Data Source Component

Data Source component is responsible for interacting with a specific data source and returning a list of locations to be read. For e.g. if Insights needs to fetch data from OCI Object Storage, an ObjectStorageFileSearchDataSource is used which returns a list of objects in a specific bucket

Data Source Type

Description

ObjectStorageFileSearchDataSource

Return list of file locations based on an OCI file path string or list of OCI file path strings and filters arguments provided by user from OCI Object Storage

LocalDatePrefixDataSource

Return list of file locations based on a user provided offset or date range.

LocalFileDataSource

Return list of file locations based on a simple file path string or list of strings or a glob string

OCIDatePrefixDataSource

Return list of file locations based on a user provided offset or date range from OCI Object storage.

OCIObjectStorageDataSource

Return list of file locations based on an OCI file path string or list of OCI file path strings or a glob string.

ObjectStorageFileSearchDataSource

This Data source is for getting file locations based on an OCI file path string or list of OCI file path strings and filters arguments provided by user from OCI Object storage . These filter options filter out the file locations based on the file path prefix , file path suffix , last modified date , date in file path string and folder names containing string .

Following are the allowed filters :

  1. daterange filter : Get list of files which were last modified between the given date range . User need to provide start and end date in ‘yyyy-mm-dd’

    filter_args = {
        "date_range" : {
                        "start": < valid date string>,
                        "end": < valid date string>
        }
    }
    
  2. prefix filter : Get list of files based on a provided prefix string of file names.

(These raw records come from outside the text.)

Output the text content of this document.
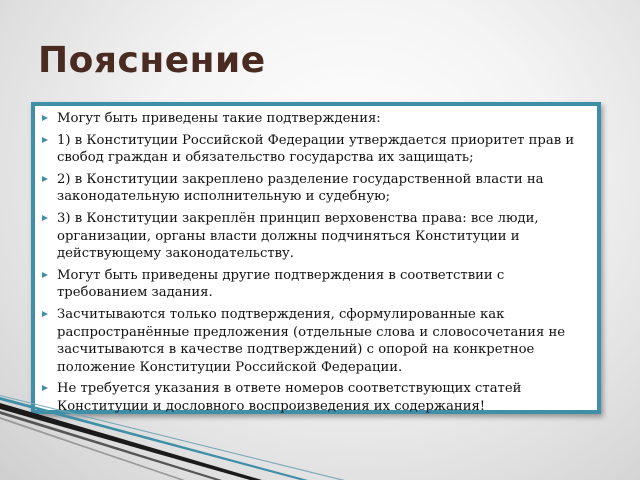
Пояснение
Могут быть приведены такие подтверждения:
1) в Конституции Российской Федерации утверждается приоритет прав и свобод граждан и обязательство государства их защищать;
2) в Конституции закреплено разделение государственной власти на законодательную исполнительную и судебную;
3) в Конституции закреплён принцип верховенства права: все люди, организации, органы власти должны подчиняться Конституции и действующему законодательству.
Могут быть приведены другие подтверждения в соответствии с требованием задания.
Засчитываются только подтверждения, сформулированные как распространённые предложения (отдельные слова и словосочетания не засчитываются в качестве подтверждений) с опорой на конкретное положение Конституции Российской Федерации.
Не требуется указания в ответе номеров соответствующих статей Конституции и дословного воспроизведения их содержания!
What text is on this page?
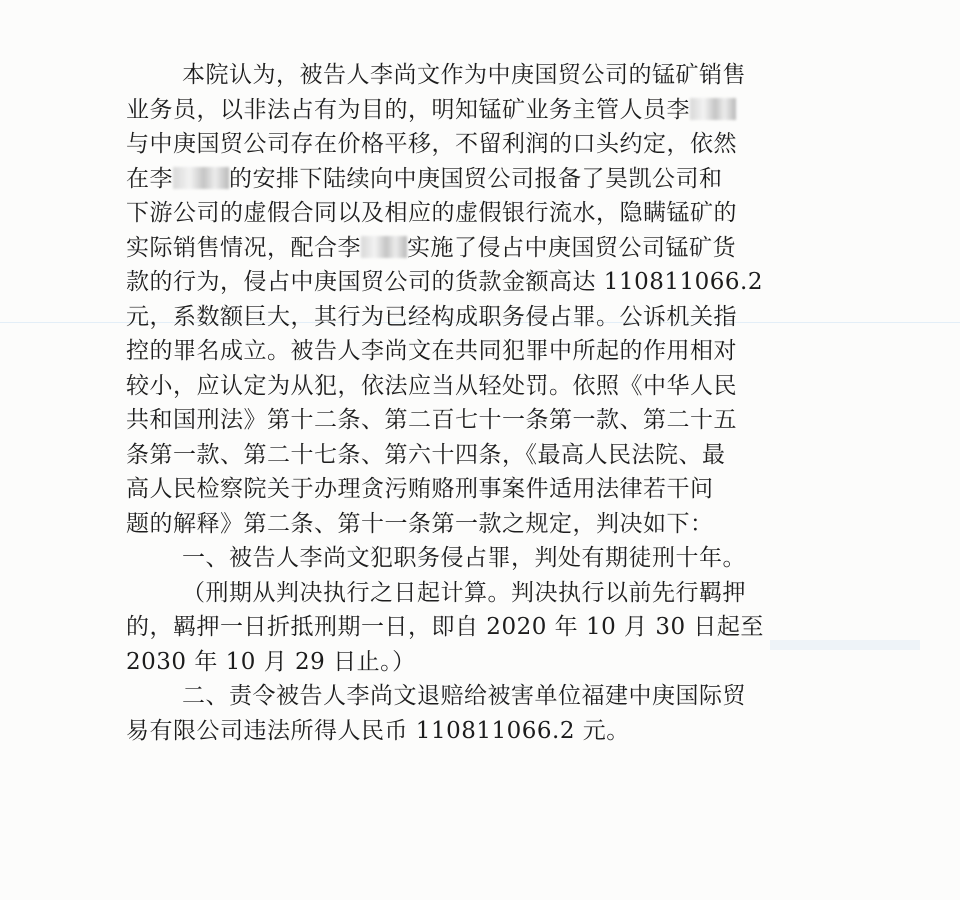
本院认为，被告人李尚文作为中庚国贸公司的锰矿销售
业务员，以非法占有为目的，明知锰矿业务主管人员李
与中庚国贸公司存在价格平移，不留利润的口头约定，依然
在李 的安排下陆续向中庚国贸公司报备了昊凯公司和
下游公司的虚假合同以及相应的虚假银行流水，隐瞒锰矿的
实际销售情况，配合李 实施了侵占中庚国贸公司锰矿货
款的行为，侵占中庚国贸公司的货款金额高达 110811066.2
元，系数额巨大，其行为已经构成职务侵占罪。公诉机关指
控的罪名成立。被告人李尚文在共同犯罪中所起的作用相对
较小，应认定为从犯，依法应当从轻处罚。依照《中华人民
共和国刑法》第十二条、第二百七十一条第一款、第二十五
条第一款、第二十七条、第六十四条，《最高人民法院、最
高人民检察院关于办理贪污贿赂刑事案件适用法律若干问
题的解释》第二条、第十一条第一款之规定，判决如下：
一、被告人李尚文犯职务侵占罪，判处有期徒刑十年。
（刑期从判决执行之日起计算。判决执行以前先行羁押
的，羁押一日折抵刑期一日，即自 2020 年 10 月 30 日起至
2030 年 10 月 29 日止。）
二、责令被告人李尚文退赔给被害单位福建中庚国际贸
易有限公司违法所得人民币 110811066.2 元。
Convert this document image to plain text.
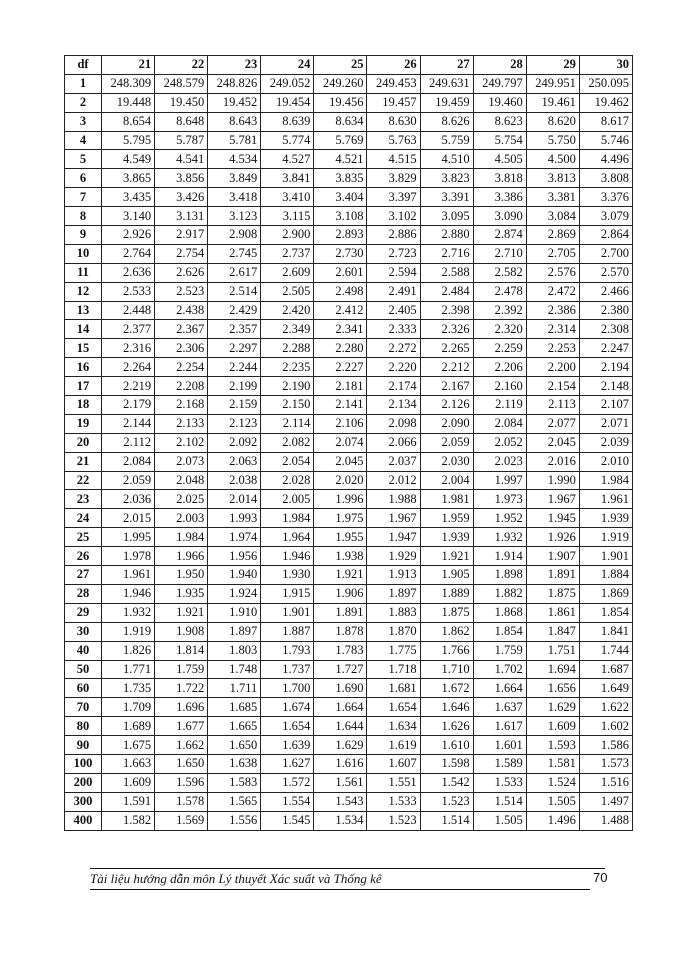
df	21	22	23	24	25	26	27	28	29	30
1	248.309	248.579	248.826	249.052	249.260	249.453	249.631	249.797	249.951	250.095
2	19.448	19.450	19.452	19.454	19.456	19.457	19.459	19.460	19.461	19.462
3	8.654	8.648	8.643	8.639	8.634	8.630	8.626	8.623	8.620	8.617
4	5.795	5.787	5.781	5.774	5.769	5.763	5.759	5.754	5.750	5.746
5	4.549	4.541	4.534	4.527	4.521	4.515	4.510	4.505	4.500	4.496
6	3.865	3.856	3.849	3.841	3.835	3.829	3.823	3.818	3.813	3.808
7	3.435	3.426	3.418	3.410	3.404	3.397	3.391	3.386	3.381	3.376
8	3.140	3.131	3.123	3.115	3.108	3.102	3.095	3.090	3.084	3.079
9	2.926	2.917	2.908	2.900	2.893	2.886	2.880	2.874	2.869	2.864
10	2.764	2.754	2.745	2.737	2.730	2.723	2.716	2.710	2.705	2.700
11	2.636	2.626	2.617	2.609	2.601	2.594	2.588	2.582	2.576	2.570
12	2.533	2.523	2.514	2.505	2.498	2.491	2.484	2.478	2.472	2.466
13	2.448	2.438	2.429	2.420	2.412	2.405	2.398	2.392	2.386	2.380
14	2.377	2.367	2.357	2.349	2.341	2.333	2.326	2.320	2.314	2.308
15	2.316	2.306	2.297	2.288	2.280	2.272	2.265	2.259	2.253	2.247
16	2.264	2.254	2.244	2.235	2.227	2.220	2.212	2.206	2.200	2.194
17	2.219	2.208	2.199	2.190	2.181	2.174	2.167	2.160	2.154	2.148
18	2.179	2.168	2.159	2.150	2.141	2.134	2.126	2.119	2.113	2.107
19	2.144	2.133	2.123	2.114	2.106	2.098	2.090	2.084	2.077	2.071
20	2.112	2.102	2.092	2.082	2.074	2.066	2.059	2.052	2.045	2.039
21	2.084	2.073	2.063	2.054	2.045	2.037	2.030	2.023	2.016	2.010
22	2.059	2.048	2.038	2.028	2.020	2.012	2.004	1.997	1.990	1.984
23	2.036	2.025	2.014	2.005	1.996	1.988	1.981	1.973	1.967	1.961
24	2.015	2.003	1.993	1.984	1.975	1.967	1.959	1.952	1.945	1.939
25	1.995	1.984	1.974	1.964	1.955	1.947	1.939	1.932	1.926	1.919
26	1.978	1.966	1.956	1.946	1.938	1.929	1.921	1.914	1.907	1.901
27	1.961	1.950	1.940	1.930	1.921	1.913	1.905	1.898	1.891	1.884
28	1.946	1.935	1.924	1.915	1.906	1.897	1.889	1.882	1.875	1.869
29	1.932	1.921	1.910	1.901	1.891	1.883	1.875	1.868	1.861	1.854
30	1.919	1.908	1.897	1.887	1.878	1.870	1.862	1.854	1.847	1.841
40	1.826	1.814	1.803	1.793	1.783	1.775	1.766	1.759	1.751	1.744
50	1.771	1.759	1.748	1.737	1.727	1.718	1.710	1.702	1.694	1.687
60	1.735	1.722	1.711	1.700	1.690	1.681	1.672	1.664	1.656	1.649
70	1.709	1.696	1.685	1.674	1.664	1.654	1.646	1.637	1.629	1.622
80	1.689	1.677	1.665	1.654	1.644	1.634	1.626	1.617	1.609	1.602
90	1.675	1.662	1.650	1.639	1.629	1.619	1.610	1.601	1.593	1.586
100	1.663	1.650	1.638	1.627	1.616	1.607	1.598	1.589	1.581	1.573
200	1.609	1.596	1.583	1.572	1.561	1.551	1.542	1.533	1.524	1.516
300	1.591	1.578	1.565	1.554	1.543	1.533	1.523	1.514	1.505	1.497
400	1.582	1.569	1.556	1.545	1.534	1.523	1.514	1.505	1.496	1.488
Tài liệu hướng dẫn môn Lý thuyết Xác suất và Thống kê	70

User has to provide the bucket name and namespace before the prefix.

    filter_args = {
        "prefix": "<bucket_name>@<namespace>/<object_prefix>/"
    }
    
  3. suffix filter : Get list of files based on a provided suffix string of file names.

    filter_args = {
        "suffix": "<suffix string>"
    }
    
  4. file_extension filter : Get list of files based on a file extension eg - json, csv, txt etc.

    filter_args = {
        "file_extension": "<file extension name>"
    }
    
  5. contains filter : Get list of files based on a file names which contains the string provided by user , for example - input_data .

    filter_args = {
        "contains": "<python regular expression>"
    }
    
  6. last_n_days filter : Get list of files which are modified in Last N days (where N is an whole number) .

    filter_args = {
        "last_n_days": "<whole number>"
    }
    
  7. partition_based_date_range filter : Get list of files based on a folder name where date is part of the object folder name.User need tp provide date_format for start and end . The default start and end date_format is ‘.d{4}-d{2}-d{2}.’

    filter_args = {
        "partition_based_date_range":
            {
                "start": "<valid date in the given date format>",
                "end": "<valid date in the given date format>",
                "date_format": ".\d{4}-\d{2}-\d{2}."
            }
        }
    

User can pass N number of file location in Data Source component .

Note

  1. All the filter arguments are optional . In case where no arguments passed then Data source returns all the file paths fetched from the object storage file locations .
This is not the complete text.